Since you know the name of your succulent then I feel sure you read care instructions (the Lipstick plant?).
My only suggestion would be to very carefully remove your plant and make sure the soil at the bottom is not wet. You can use a water instrument/gauge if you have one but be sure the point goes to the bottom of the pot.
Here is a good source of care instructions so maybe you might see something you haven't noticed before.
Succulent plants are easy to grow and take care of.
Most succulent plants don't need a lot of water to survive.
The plant you have should be watered once every 7 to 10 days.
Give the plant a good soaking. Let all the excess water drip out from the bottom of the pot.
The next time you will water the plant is when you see the dirt start to crack and look very dry.
Even if the top of the soil is dry, don't water it again without checking the soil underneath. This soil needs to be very dry.
Over watering succulent plants can cause root rot and the plant to die.
You can grow this plant either inside or outside.
I keep my succulent plants on a small table on my terrace. The plants receive moderate sunlight in the late afternoon to evening hours. I find this best for this type of plants.
Each climate and zone is different. I would suggest that you look up your zone online and see what they suggest for this plant.
Over-watering is the most common cause of yellowing leaves on a succulent plant. Constantly wet soil can rot the plant's roots, interfering with its ability to take up water and nutrients from the soil.
Caring for echeveria agavoides.
When you water Echeveria, water the soil and not the rosette.
Pour on the water until it drains out the bottom.
Repeat this a couple times.
Then don't water again until the soil has dried out.

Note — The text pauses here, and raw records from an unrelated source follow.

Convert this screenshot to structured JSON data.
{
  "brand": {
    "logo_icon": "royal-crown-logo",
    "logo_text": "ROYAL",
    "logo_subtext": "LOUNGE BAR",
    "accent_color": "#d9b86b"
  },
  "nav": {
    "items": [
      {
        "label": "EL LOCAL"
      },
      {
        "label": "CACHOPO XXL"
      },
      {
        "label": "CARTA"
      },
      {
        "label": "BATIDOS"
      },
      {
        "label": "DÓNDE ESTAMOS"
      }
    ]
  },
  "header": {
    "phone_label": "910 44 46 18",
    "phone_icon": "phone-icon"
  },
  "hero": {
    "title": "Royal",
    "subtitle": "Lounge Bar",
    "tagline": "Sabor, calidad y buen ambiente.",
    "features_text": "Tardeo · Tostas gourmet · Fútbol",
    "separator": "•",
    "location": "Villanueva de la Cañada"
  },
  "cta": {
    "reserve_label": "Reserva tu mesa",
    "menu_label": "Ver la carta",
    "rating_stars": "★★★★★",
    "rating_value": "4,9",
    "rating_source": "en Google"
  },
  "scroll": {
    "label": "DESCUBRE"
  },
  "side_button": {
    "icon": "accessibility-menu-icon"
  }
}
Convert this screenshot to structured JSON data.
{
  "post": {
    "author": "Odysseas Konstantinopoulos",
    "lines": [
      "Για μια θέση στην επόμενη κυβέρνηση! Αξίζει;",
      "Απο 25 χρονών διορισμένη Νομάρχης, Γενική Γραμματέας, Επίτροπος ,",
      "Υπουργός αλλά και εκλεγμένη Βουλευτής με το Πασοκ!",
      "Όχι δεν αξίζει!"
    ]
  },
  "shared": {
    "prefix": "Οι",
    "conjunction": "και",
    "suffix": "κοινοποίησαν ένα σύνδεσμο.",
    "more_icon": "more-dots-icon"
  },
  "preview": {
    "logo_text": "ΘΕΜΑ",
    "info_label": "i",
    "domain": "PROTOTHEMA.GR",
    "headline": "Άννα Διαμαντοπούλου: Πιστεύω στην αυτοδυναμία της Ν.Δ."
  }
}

Once the threat of frost has past, gradually move them back outside in the spring.
They like full sun.
Do not keep them in the afternoon sun if it is very hot.
Echeveria, indoors or outside, dont like to be kept too wet, but they also dont like to be kept too dry.
Echeveria need soil that drains quickly. This helps prevent moisture from rotting the roots.
Getting a fresh change of soil every couple years will keep them healthy and growing well.
Use a slow-release fertilizer at the beginning of spring, or a liquid fertilizer diluted 2-4 times more than normal and used less often than recommended.